Nachrichtenagentur: dpa-AFX
28.11.2020, 15:40  |  122   |   |   

(neu: Details)

BERLIN (dpa-AFX) - Der Deutsche Städtetag fordert von den Ländern rasch genügend medizinisches Personal für Corona-Impfungen. "Wenn der Impfstoff da ist, dürfen die Impfungen nicht an fehlendem Personal scheitern", sagte Städtetagspräsident Burkhard Jung (SPD) der Deutschen Presse-Agentur. "Massenimpfungen" für die breite Bevölkerung werden nach seiner Einschätzung aber nicht vor dem Sommer möglich, wenngleich Gesundheitsminister Jens Spahn (CDU) damit rechnet, dass im Dezember ein erster Impfstoff zugelassen wird. Nach dem aktuellen ZDF-"Politbarometer" will sich gut die Hälfte der Bürger (51 Prozent) impfen lassen, 29 Prozent sind sich da noch nicht sicher und 20 Prozent wollen das definitiv nicht.

In Deutschland übermittelten die Gesundheitsämter dem Robert Koch-Institut (RKI) unterdessen 21 695 neue Corona-Infektionen binnen 24 Stunden, wie das RKI am frühen Samstagmorgen meldete. Am vergangenen Samstag hatte die Zahl bei 22 964 gelegen. Der Höchststand war am Freitag vor einer Woche (20.11.) mit 23 648 gemeldeten Fällen erreicht worden. Die Gesundheitsämter meldeten binnen eines Tages zudem 379 neue Todesfälle. Eine leichte Entspannung zeichnete sich auf den Intensivstationen ab. Das Register der Deutschen Interdisziplinären Vereinigung für Intensiv- und Notfallmedizin (DIVI) wies am Samstag (Stand: 12.15 Uhr) 5526 freie Intensivbetten aus, und damit rund 200 mehr als am Vortag.
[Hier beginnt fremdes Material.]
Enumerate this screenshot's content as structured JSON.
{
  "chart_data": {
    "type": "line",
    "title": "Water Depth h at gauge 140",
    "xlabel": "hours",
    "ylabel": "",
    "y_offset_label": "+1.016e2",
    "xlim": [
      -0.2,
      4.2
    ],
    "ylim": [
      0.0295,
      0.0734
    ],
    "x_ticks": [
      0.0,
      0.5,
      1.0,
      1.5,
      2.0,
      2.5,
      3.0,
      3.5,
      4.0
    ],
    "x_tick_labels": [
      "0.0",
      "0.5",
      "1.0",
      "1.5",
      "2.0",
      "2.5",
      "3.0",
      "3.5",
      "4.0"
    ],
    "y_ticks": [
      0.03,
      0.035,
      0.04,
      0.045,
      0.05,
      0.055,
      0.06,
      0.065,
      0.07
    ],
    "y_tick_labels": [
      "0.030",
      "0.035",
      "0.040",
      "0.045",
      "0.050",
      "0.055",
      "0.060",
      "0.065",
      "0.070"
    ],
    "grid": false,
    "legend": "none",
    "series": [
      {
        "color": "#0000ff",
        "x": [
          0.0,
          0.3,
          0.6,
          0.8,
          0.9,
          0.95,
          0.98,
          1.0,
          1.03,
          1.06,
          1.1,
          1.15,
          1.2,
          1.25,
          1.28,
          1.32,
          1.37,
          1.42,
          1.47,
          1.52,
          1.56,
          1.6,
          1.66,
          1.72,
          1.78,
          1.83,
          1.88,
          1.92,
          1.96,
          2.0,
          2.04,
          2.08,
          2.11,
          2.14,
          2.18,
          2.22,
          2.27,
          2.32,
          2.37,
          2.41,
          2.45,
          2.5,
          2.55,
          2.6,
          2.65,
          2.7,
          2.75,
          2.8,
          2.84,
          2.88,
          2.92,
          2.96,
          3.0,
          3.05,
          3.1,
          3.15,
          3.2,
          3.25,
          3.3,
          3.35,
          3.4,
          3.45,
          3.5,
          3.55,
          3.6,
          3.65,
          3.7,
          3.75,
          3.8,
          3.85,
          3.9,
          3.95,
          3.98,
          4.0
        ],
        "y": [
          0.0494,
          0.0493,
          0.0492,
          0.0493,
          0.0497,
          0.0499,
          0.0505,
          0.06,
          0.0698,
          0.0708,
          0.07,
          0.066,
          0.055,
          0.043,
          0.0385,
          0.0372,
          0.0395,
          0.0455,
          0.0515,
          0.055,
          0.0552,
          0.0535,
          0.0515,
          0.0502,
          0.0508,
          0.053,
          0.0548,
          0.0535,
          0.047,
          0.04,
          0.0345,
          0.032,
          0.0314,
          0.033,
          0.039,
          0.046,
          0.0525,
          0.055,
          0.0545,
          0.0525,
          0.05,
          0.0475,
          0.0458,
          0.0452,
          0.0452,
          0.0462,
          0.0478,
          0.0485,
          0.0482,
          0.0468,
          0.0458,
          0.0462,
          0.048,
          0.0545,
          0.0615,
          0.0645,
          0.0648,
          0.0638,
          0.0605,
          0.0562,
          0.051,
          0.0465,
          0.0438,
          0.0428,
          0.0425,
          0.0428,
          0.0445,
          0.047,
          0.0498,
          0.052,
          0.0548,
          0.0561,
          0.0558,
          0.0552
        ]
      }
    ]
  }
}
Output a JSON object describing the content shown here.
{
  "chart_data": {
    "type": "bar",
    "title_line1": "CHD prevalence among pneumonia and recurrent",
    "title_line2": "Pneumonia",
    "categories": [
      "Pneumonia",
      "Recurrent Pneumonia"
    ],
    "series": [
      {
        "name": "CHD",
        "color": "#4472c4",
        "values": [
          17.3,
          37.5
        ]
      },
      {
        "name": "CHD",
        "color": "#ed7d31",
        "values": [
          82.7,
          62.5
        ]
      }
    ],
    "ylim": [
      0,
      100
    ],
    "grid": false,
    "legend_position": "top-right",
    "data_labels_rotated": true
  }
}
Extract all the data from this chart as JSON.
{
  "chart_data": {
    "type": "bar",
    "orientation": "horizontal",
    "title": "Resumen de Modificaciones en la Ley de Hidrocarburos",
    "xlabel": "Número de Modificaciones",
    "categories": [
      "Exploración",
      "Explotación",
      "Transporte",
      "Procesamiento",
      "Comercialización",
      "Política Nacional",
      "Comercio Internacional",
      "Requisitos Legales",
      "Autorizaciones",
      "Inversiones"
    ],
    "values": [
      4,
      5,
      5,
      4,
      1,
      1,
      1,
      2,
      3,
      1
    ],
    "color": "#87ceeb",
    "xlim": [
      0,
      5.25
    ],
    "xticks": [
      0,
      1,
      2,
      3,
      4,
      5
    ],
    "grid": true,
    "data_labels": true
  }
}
"Die Städte unterstützen selbstverständlich tatkräftig den Aufbau und Betrieb der Impfzentren", sagte Jung. "Sie sind in der Lage, zügig die notwendigen organisatorischen Vorbereitungen zu treffen. Das heißt zum Beispiel Gebäude anmieten und ausstatten." Die Kosten, die den Kommunen entstünden, müssten Bund, Länder und Krankenkassen ausgleichen.

Die Impfungen selbst seien Aufgabe der kassenärztlichen Vereinigungen und ihrer niedergelassenen Ärztinnen und Ärzte, so der Leipziger Oberbürgermeister. Die Gesundheitsämter seien bereits ausgelastet. "Wir fordern die Länder auf, sich gemeinsam mit den kassenärztlichen Vereinigungen jetzt schnell um genügend medizinisch-pflegerisches Personal für die Impfzentren und die mobilen Impfteams zu kümmern." Die Zeit dränge, weil die ersten Impfstoff-Mengen schon bald zur Verfügung stehen dürften, wenn auch zunächst nur "für einen relativ kleinen Personenkreis".